"Tidak ada oksigen atau listrik di koridor ini!" seru pekerja itu, “Jika Anda bahkan tidak bisa memberinya oksigen, bagaimana Anda bisa menyelamatkannya?”
"Jika kamu tidak ingin ada penundaan, berbalik dan cepat keluar!" dia berkata.
Kerabat pergi, mengangkat pasien kembali ke ambulans. Itu lepas landas, lampu berkedip.
Dalam dua hari berkendara di kawasan itu, wartawan AP melewati sekitar tiga puluh ambulans. Di satu jalan raya menuju Beijing, dua ambulans mengikuti satu sama lain, lampu menyala, sementara yang ketiga lewat menuju ke arah yang berlawanan. Operator kewalahan, dengan pejabat kota Beijing melaporkan lonjakan panggilan darurat enam kali lipat awal bulan ini.

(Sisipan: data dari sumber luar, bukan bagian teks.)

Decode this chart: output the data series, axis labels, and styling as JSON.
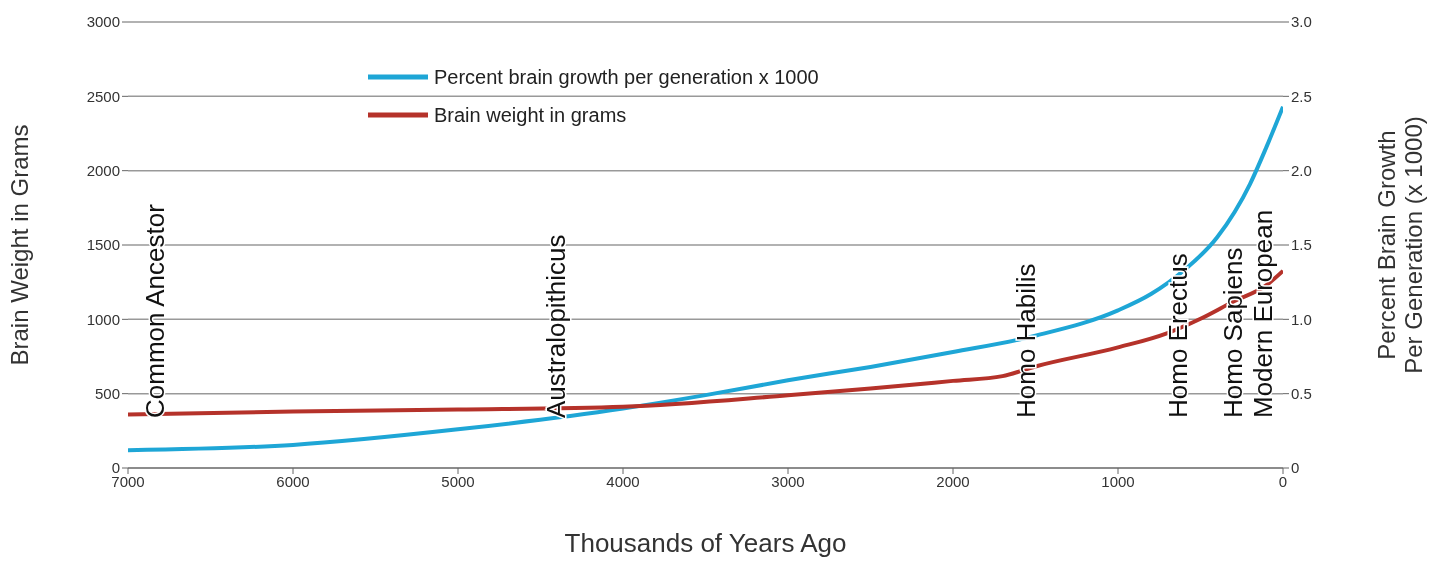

Beberapa ambulans menuju ke rumah duka. Di krematorium Zhuozhou, tungku terbakar harus bekerja lembur saat para pekerja berjuang mengatasi lonjakan kematian dalam seminggu terakhir. Seorang pekerja toko pemakaman memperkirakan membakar 20 hingga 30 jenazah sehari, naik dari tiga menjadi empat sebelum tindakan COVID-19 dilonggarkan.
“Ada begitu banyak orang yang sekarat,” kata Zhao Yongsheng, seorang pekerja di toko barang pemakaman dekat rumah sakit setempat. “Mereka bekerja siang dan malam, tapi mereka tidak bisa membakar semuanya.”
Di sebuah krematorium di Gaobeidian, sekitar 20 km selatan Zhuozhou, jenazah seorang wanita berusia 82 tahun dibawa dari Beijing, dua jam perjalanan, karena rumah duka di ibu kota China penuh sesak, menurut cucu wanita tersebut, Liang.
“Mereka mengatakan kami harus menunggu selama 10 hari,” kata Liang, hanya memberikan nama keluarganya karena sensitifnya situasi.
Nenek Liang tidak divaksinasi, Liang menambahkan, ketika dia datang dengan gejala virus corona, dan menghabiskan hari-hari terakhirnya terhubung ke respirator di ICU Beijing.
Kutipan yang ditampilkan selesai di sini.